機能の回復や、日常生活に必要な動作の改善に向けて、集中的にリハビリを行うことが、社会・在宅復帰後の生活をいかに不自由なく過ごせるかが重要になります。
具体的な入院期間の最長日数
【180日間】
■高次脳機能障害を伴った重症脳血管障害、重度の頸髄損傷および頭部外傷を含む多部位外傷の場合
【150日間】
■脳血管疾患、脊髄損傷、頭部外傷、くも膜下出血のシャント術後、脳腫瘍、脳炎、急性脳症、脊髄炎、多発性神経炎、多発性硬化症、腕神経叢損傷等の発症後もしくは手術後、または義肢装着訓練を要する状態
【90日間】
■大腿骨、骨盤、脊椎、股関節もしくは膝関節の骨折、または2 肢以上の多発骨折の発症後、または手術後の状態
■外科手術または肺炎などの治療時の安静により廃用症候群を有しており、手術後または発症後の状態
■股関節または膝関節の置換術後の状態
■急性心筋梗塞、狭心症発作その他急性発症した心大血管疾患または手術後の状態
【60日間】
■大腿骨、骨盤、脊椎、股関節または膝関節の神経、筋または靭帯損傷後の状態
骨折などして、一般病棟から回復期リハビリテーション病棟に転院した場合、リハビリを継続して行うことになります。
しかし、上記のように疾患によって国で定める期間が決まっており、それ以上は入院できないことになっているのです。
よって、入院と同時に「あなたの入院期間は〇月〇日までです」と伝えられます。
④地域包括ケア病棟

地域包括ケア病棟は、急性期治療を終えた患者や在宅療養中に悪化した患者の在宅復帰をめざす病棟です。
回復期リハビリテーション病棟と同じく在宅復帰をめざす病棟ですが、地域包括ケア病棟には対象の疾患がありません。
また、入院日数上限が回復期リハビリテーション病棟よりも短く、最長60日となっています。
精神科の入院について

認知症や精神的に不安定になり精神科に入院することもあると思います。
精神科の場合、上記で説明した病院の入院とは違い、少し特別な形式での対応となります。
①任意入院
患者本人の意思によって入院するものです。
症状が改善し、医師が退院可能と判断した場合や、患者さん本人が退院を希望したい場合に退院となります。
②医療保護入院
精神障害があり、医療と保護のために入院の必要があると判断された場合の入院です。
患者本人の代わりに家族等が入院に同意する場合、精神保健指定医の診察により、医療保護入院となります。
連絡のとれる家族等がいない場合、代わりに市町村長の同意が必要となります。
③応急入院
精神障害があり、医療と保護のために入院の必要があると判断されたとしても、その患者の家族等の同意を得ることができない場合には、精神保健指定医の診察により、72時間以内に限り、応急入院指定病院に入院となります。
④措置入院
2名以上の医師(精神保健指定医)の診察により、精神障害のため自分を傷つけたり他人に危害を加えようとする可能性があると判断された場合、都道府県知事の権限により措置入院となります。
この記事で伝えたい事(まとめ)

これまで説明したように、医療に関しては『病院』で治療を受けることになりますが、病院には種類があり、そこで行われる治療等に違いがあります。
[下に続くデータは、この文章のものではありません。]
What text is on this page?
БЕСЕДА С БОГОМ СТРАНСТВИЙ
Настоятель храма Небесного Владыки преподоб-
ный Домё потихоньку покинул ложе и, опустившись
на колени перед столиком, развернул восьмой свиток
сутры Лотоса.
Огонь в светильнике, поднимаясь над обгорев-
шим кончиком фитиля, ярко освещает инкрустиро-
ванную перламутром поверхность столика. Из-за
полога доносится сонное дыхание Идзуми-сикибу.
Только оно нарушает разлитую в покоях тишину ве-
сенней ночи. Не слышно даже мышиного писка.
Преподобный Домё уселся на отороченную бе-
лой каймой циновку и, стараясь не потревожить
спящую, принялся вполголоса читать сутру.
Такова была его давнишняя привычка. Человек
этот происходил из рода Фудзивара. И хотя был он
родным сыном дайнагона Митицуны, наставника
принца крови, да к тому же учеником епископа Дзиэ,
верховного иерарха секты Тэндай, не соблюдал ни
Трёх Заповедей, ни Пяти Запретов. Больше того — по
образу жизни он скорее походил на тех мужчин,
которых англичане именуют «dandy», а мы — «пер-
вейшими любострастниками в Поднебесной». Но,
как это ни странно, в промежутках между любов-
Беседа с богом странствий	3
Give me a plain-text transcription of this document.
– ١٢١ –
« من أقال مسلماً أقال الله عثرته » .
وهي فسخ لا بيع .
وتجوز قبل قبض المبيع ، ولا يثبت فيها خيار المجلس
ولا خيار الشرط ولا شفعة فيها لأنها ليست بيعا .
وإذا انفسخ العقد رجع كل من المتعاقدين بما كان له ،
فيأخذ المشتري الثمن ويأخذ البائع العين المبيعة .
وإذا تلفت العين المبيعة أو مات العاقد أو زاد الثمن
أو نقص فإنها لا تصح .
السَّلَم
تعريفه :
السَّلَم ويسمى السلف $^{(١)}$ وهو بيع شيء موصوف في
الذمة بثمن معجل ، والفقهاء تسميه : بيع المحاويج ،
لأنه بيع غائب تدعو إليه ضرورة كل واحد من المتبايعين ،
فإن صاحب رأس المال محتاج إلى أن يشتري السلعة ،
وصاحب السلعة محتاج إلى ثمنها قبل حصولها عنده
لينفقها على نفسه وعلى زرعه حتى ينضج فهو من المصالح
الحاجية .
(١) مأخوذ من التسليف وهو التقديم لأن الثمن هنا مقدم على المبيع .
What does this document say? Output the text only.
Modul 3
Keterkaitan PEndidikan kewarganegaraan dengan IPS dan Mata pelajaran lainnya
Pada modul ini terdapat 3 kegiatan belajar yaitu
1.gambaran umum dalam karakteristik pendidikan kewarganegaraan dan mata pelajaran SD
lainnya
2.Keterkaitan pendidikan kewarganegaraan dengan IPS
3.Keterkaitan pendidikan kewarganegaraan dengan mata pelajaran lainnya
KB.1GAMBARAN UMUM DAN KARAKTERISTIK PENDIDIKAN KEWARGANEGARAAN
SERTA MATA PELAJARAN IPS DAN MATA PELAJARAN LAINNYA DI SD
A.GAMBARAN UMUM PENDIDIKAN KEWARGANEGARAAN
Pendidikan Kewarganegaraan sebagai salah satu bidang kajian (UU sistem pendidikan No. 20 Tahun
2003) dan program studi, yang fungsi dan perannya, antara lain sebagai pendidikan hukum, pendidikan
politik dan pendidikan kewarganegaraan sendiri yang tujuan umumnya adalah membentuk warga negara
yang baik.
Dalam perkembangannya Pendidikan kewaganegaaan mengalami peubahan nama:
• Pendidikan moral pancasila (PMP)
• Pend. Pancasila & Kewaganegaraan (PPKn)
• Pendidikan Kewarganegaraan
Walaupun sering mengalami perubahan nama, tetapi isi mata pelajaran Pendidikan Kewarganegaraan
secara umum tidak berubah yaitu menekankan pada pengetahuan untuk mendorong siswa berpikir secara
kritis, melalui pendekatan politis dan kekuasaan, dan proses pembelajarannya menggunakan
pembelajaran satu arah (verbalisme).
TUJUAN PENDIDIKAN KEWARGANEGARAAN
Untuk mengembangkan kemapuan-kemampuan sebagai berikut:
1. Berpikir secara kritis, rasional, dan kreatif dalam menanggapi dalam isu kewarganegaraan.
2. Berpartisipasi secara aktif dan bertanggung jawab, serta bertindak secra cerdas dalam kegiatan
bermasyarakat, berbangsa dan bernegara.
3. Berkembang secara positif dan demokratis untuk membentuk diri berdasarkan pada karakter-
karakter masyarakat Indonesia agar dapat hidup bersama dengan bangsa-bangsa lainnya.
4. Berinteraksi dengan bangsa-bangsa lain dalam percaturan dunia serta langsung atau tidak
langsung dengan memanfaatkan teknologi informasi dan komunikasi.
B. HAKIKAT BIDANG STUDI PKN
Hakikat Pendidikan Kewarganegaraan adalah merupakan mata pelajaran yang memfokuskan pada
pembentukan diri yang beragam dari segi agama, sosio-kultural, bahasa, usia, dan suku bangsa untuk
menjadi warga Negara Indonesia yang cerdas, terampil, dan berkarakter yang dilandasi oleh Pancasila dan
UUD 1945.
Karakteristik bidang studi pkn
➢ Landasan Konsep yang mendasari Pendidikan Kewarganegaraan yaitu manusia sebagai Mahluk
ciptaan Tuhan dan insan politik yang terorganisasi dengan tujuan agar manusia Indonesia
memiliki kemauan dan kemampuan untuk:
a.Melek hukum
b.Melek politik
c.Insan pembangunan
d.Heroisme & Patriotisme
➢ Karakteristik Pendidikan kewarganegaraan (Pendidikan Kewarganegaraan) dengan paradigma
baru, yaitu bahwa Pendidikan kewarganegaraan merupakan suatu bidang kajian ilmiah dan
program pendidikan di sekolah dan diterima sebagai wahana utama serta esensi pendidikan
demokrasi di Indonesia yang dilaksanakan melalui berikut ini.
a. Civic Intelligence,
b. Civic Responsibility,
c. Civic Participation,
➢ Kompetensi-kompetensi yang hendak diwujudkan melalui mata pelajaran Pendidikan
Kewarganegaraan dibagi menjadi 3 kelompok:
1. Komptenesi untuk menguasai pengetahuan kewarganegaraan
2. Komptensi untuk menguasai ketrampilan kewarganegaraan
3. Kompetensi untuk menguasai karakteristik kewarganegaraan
また、入院することができる期間も決まっており、それを超えての入院は出来ないことになっています。
『介護』と『医療』は密接な関係にあり、介護を重視する状況か、医療を重視する状況かで病院への入退院や施設への入退所を決めなければなりません。
医療保険制度や介護保険制度はとても複雑で、一般の方にとってもなかなか難しいと思います。
そんな時は、病院や施設で常勤している『社会福祉士』に尋ねると親切に説明してくれます。